The global financial crisis

December 2007 The Federal Reserve’s first Term Auction Facility auction takes place, designed to ease a liquidity shortage among commercial banks. Auctions are extended “for as long as necessary”.

January 2008 After criticism that it is behind the curve in its response to the growing financial crisis, the Fed cuts the fed funds rate by 75 basis points to 3.5 per cent, and eight days later by 50 basis points to 3 per cent, in an effort to stave off recession. Taken together, it is the central bank’s most aggressive easing of monetary policy since the early 1980s.

September 2008 As the financial crisis deepens and investment bank Lehman Brothers files for bankruptcy, the US Federal Reserve broadens the collateral that can be pledged by primary dealers seeking overnight loans, extends swap lines with other central banks and increases the size of its Term Auction Facility. It also approves applications by Goldman Sachs and Morgan Stanley to become bank holding companies and allows them to access emergency loans, and lends up to $85bn to insurer AIG in return for a government stake of 79.9 per cent.

October 2008 With the financial system in turmoil, the Fed lifts the cap on swap lines with other major central banks and cuts the fed funds rate to 1 per cent. To try to shore up money-market mutual funds, which have come under severe redemption pressure, forcing them to cut short-term lending to banks, it also announces it will finance up to $540bn in purchases of their short-term debt. The Bank of England launches a scheme to guarantee short-maturity bank debt. It also cuts interest rates by half a percentage point, as does the European Central Bank.
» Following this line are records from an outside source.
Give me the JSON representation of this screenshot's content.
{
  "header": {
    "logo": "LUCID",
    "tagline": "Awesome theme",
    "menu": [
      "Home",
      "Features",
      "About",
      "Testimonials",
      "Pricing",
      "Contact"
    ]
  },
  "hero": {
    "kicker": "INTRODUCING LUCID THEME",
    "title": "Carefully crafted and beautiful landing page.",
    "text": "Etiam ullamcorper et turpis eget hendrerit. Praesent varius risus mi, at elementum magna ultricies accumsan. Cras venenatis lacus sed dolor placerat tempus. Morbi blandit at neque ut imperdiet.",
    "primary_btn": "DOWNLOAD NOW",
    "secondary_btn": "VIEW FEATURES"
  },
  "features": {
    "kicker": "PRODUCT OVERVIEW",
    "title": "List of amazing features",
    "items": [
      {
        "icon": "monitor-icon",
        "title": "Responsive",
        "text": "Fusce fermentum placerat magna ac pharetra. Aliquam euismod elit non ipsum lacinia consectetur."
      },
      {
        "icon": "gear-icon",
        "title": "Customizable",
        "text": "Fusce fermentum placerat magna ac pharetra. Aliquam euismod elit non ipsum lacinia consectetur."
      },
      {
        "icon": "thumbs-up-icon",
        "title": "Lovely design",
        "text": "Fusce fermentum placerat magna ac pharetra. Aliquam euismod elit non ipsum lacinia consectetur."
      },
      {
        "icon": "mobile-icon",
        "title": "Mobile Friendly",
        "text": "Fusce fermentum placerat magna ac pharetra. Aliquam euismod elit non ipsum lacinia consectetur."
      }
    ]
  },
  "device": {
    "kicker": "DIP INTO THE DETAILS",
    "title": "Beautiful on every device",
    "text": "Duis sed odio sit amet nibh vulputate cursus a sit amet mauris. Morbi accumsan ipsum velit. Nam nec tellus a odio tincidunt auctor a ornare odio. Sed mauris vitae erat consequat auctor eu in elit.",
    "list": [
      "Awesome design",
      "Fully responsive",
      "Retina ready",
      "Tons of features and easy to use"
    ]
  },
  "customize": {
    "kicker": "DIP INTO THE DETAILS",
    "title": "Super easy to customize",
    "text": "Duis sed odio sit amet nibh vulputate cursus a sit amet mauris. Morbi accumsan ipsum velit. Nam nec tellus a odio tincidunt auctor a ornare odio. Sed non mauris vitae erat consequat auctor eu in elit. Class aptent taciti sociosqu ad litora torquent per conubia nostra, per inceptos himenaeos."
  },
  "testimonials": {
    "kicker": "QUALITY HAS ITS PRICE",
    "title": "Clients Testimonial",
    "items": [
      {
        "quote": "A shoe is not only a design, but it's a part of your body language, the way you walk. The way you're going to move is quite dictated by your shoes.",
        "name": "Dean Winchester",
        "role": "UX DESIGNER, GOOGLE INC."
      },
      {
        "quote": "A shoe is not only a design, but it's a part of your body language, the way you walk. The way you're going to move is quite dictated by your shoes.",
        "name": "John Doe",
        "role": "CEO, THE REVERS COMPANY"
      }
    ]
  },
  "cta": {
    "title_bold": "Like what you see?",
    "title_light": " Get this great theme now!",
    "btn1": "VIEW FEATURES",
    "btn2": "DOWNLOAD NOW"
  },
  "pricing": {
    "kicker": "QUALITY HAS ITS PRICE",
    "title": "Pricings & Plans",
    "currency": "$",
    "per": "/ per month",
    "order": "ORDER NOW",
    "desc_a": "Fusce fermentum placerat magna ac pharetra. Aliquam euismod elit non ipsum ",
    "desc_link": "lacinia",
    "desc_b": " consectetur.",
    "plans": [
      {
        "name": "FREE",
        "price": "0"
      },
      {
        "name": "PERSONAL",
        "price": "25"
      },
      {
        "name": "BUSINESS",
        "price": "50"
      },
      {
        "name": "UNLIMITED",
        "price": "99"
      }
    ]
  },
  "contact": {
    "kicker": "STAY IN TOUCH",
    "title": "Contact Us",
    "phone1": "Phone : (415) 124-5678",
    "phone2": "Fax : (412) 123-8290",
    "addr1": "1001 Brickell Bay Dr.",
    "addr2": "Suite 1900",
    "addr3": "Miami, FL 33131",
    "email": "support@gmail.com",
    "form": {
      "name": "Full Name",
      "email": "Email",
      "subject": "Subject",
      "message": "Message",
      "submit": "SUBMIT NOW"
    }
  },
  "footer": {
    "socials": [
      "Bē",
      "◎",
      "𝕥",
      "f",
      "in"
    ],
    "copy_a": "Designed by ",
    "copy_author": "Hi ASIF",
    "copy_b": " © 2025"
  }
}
Shock to the system: an employee of Lehman Brothers carrying belongings out of its offices following the bank’s collapse © Chris Hondros/Getty Images

November 2008 The Fed pledges $800bn to try to kickstart the financial system. That includes buying up to $600bn of mortgage bonds of government-sponsored housing enterprises such as Fannie Mae and Freddie Mac, and lending up to $200bn to holders of AAA-rated securities backed by auto, credit card and other loans. With the IMF predicting a severe economic downturn, the Bank of England makes the biggest interest rate cut in its history, slashing rates by 1.5 percentage points to 3 per cent, their lowest level in 53 years. The ECB cuts rates by half a percentage point and President Jean-Claude Trichet hints at further cuts.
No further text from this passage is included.